Le Monde explique qu'Oussama Atar est aussi passé par Camp Bucca, une prison du sud de l'Irak par laquelle sont passés de nombreux dirigeants de Daech, comme l'indique un document révélé par Wikileaks. C'est en ces murs qu'il aurait pu rencontrer, comme beaucoup d'autres jihadistes à la même époque, l'homme qui se présentera quelques années plus tard comme le nouveau "calife", Abou Bakr Al-Baghdadi.
Sa famille ayant choisi de médiatiser son cas dans l'espoir de le faire libérer, il avait à l'époque bénéficié d'une campagne de soutien de la part du gouvernement belge, de personnalités politiques ou d'ONG, comme Amnesty International qui le disait souffrant.
Sur une affiche de 2010, intitulée "L'oublié belge détenu en Irak", on le voit l'air juvénile, sourcils épais, fine moustache.
"Je n'ai jamais été accusé de terrorisme"
D'après une source proche du dossier, il n'a pas donné signe de vie "depuis au moins deux ans". Me Lurquin "ne sait pas" ce qu'est devenu son client depuis leur seul et unique rencontre, le lendemain de son retour en Belgique en 2012, lors de son audition par un juge d'instruction. "Il devait peser 45 ou 46 kg", se rappelle-t-il.

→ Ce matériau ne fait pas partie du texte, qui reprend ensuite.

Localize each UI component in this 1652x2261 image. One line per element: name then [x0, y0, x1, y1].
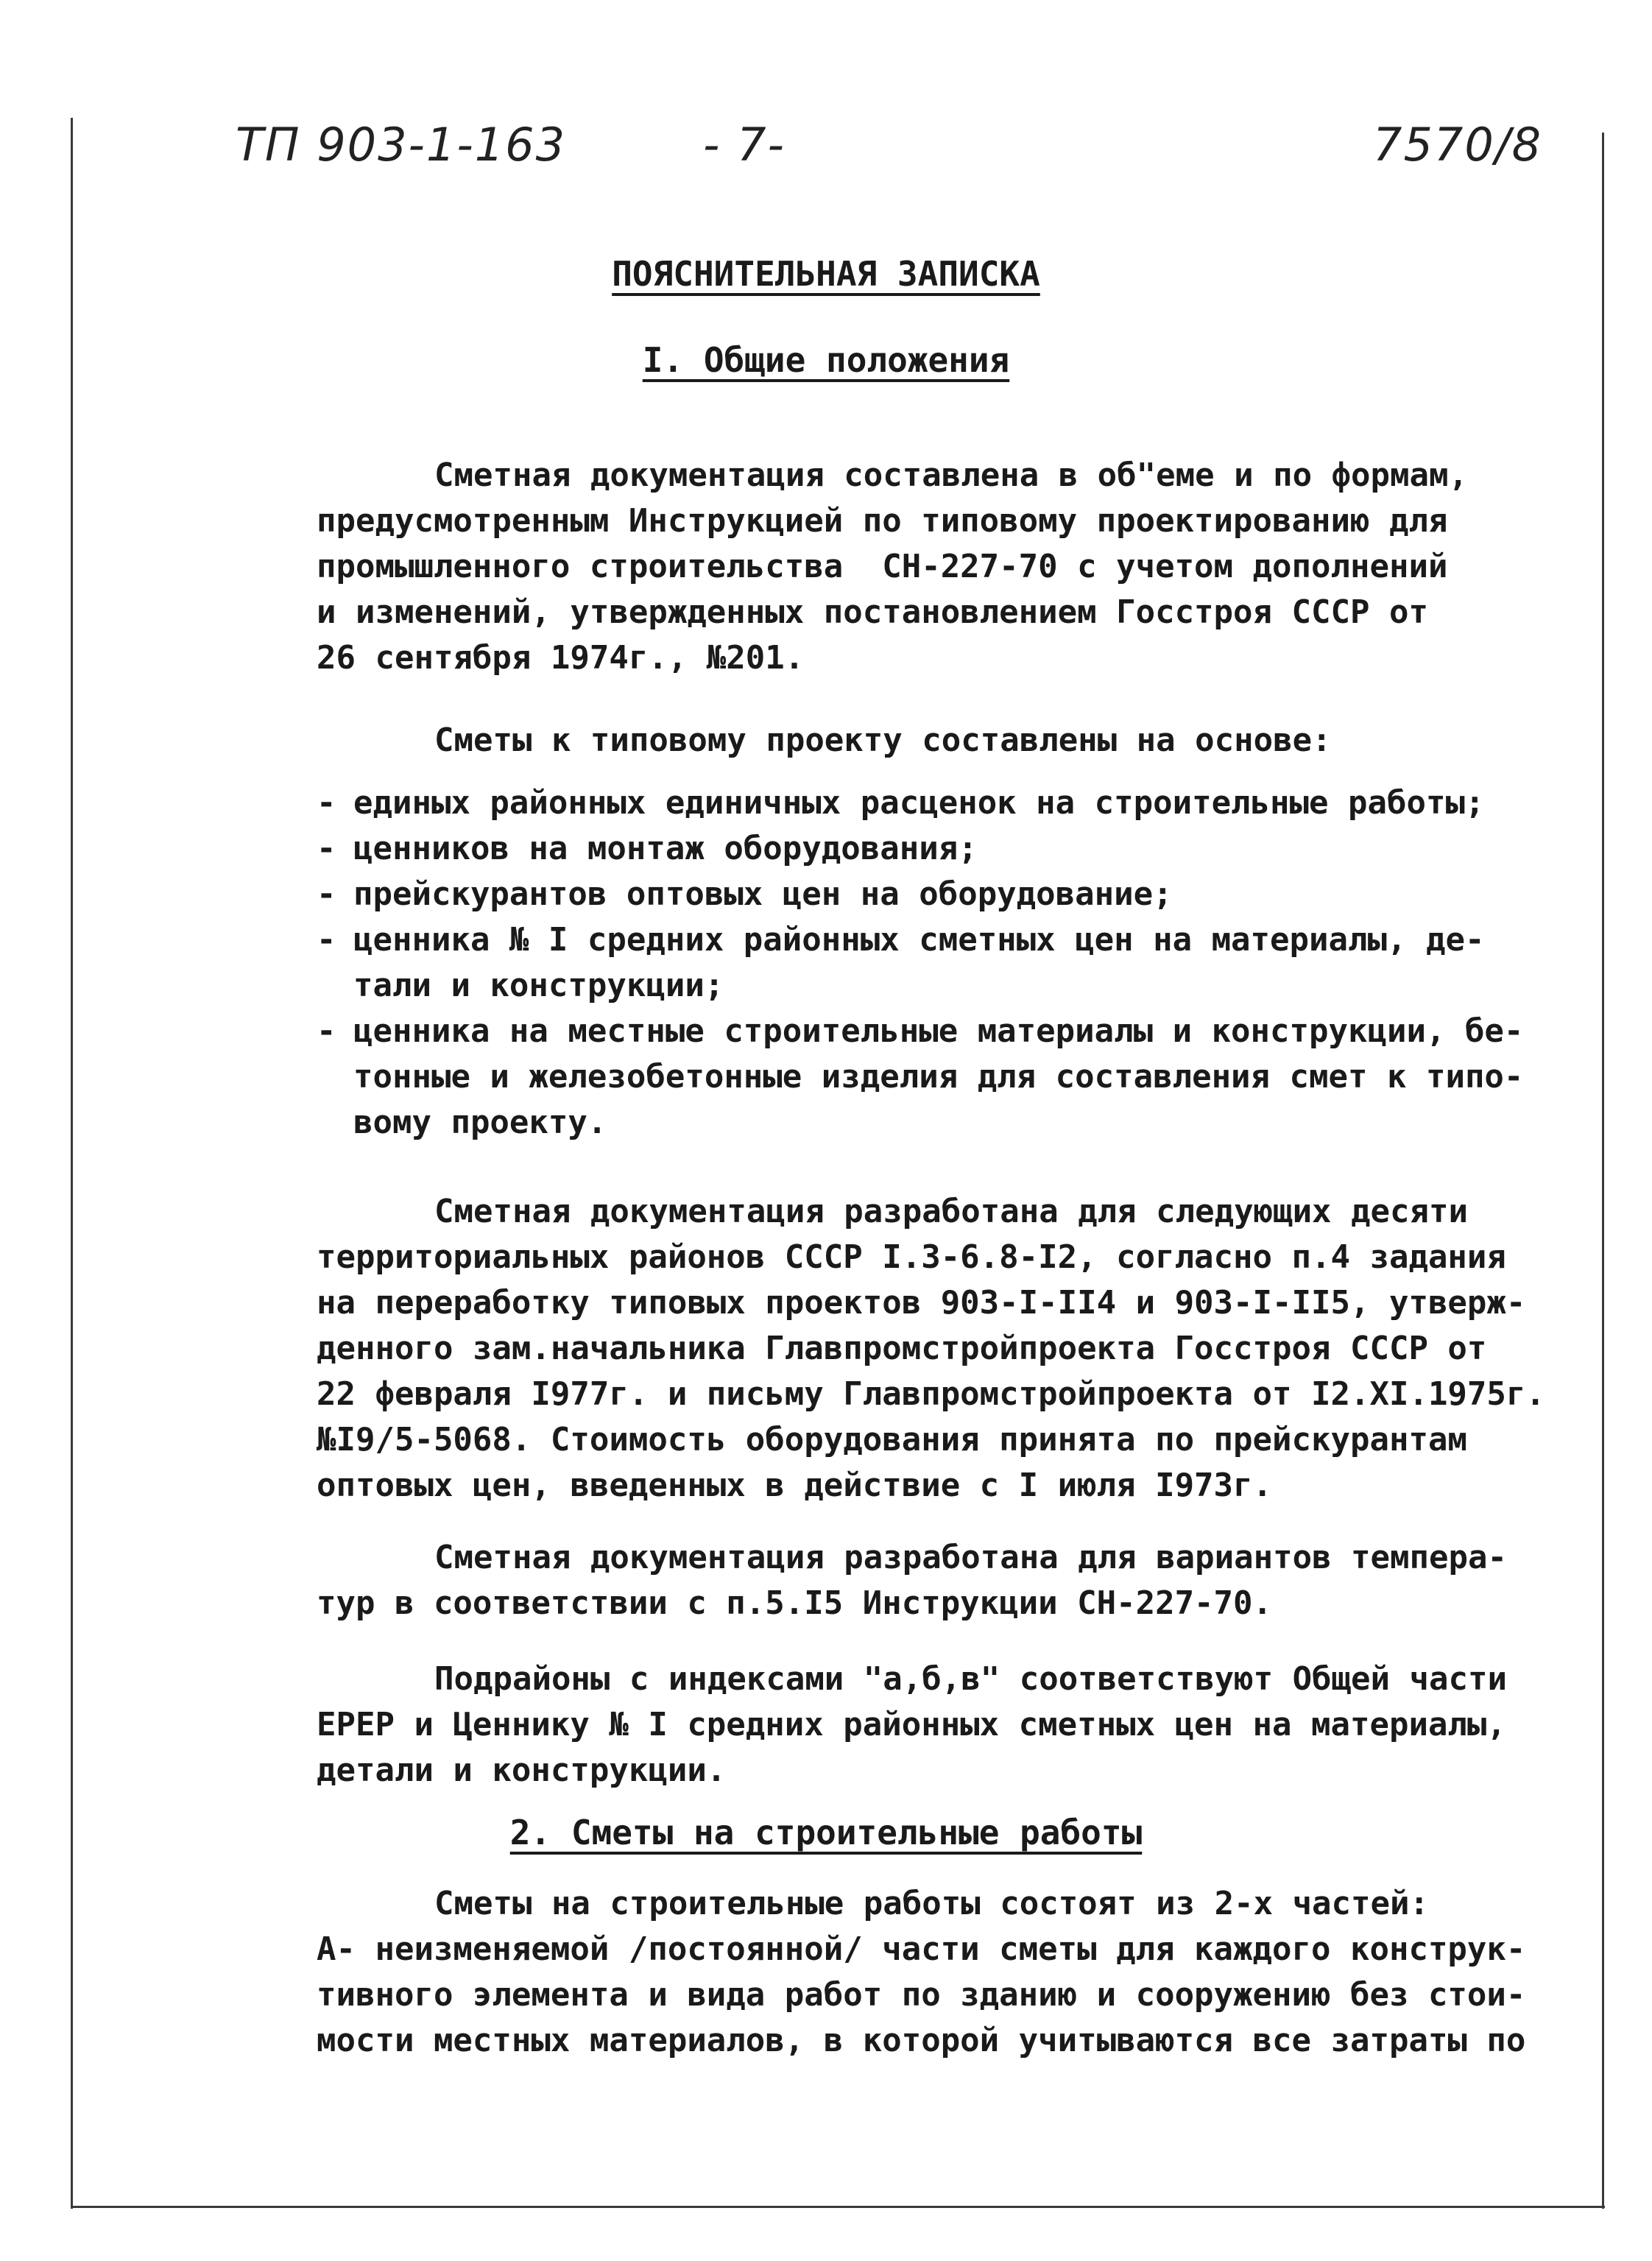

Dans une interview en 2011 au quotidien Le Soir, Oussama Atar avait expliqué être allé en Syrie "pour étudier l'arabe", avant de se rendre en Irak par l'intermédiaire d'une association pour y acheminer des médicaments.
Il avait alors nié avoir fait "de mauvaises rencontres": "En Syrie, j'ai toujours été en lien avec mon gouvernement et ma famille. Dans ce contexte, comment aurais-je pu être en contact avec Al-Qaïda ou une autre organisation de ce genre? Je n'ai jamais été accusé de terrorisme."
L'identité des commanditaires n'est toujours pas connue
D'après Le Monde, le jihadiste a rapidement rejoint la zone irako-syrienne après sa libération. Il est soupçonné d'avoir coordonné les attaques sanglantes des deux capitales européennes depuis Raqa, capitale autoproclamée du groupe État islamique.
Depuis les attentats, les enquêtes se poursuivent en France et en Belgique. L'hypothèse dun projets d'attaques coordonnées en Europe est toujours creusée par les enquêteurs, et le périple des jihadistes avant leurs actes toujours étudié. Les interrogations qui se dissipent autour du rôle d'Oussama Atar ne permettent pas aux enquêteurs, selon Le Monde, d'établir qu'il était le principal commanditaire des attaques, puisqu'il est possible qu'un "cerveau" plus discret ait joué un rôle important.
"Plusieurs noms de commanditaires –français ou étrangers– dont l'implication reste à établir, circulent dans la communauté du renseignement", explique le journal. Sans compter que l'enquête se poursuit sans l'aide de Salah Abdeslam, dont le rôle au soir du 13 novembre reste énigmatique, et qui garde pour l'instant le silence face aux juges français.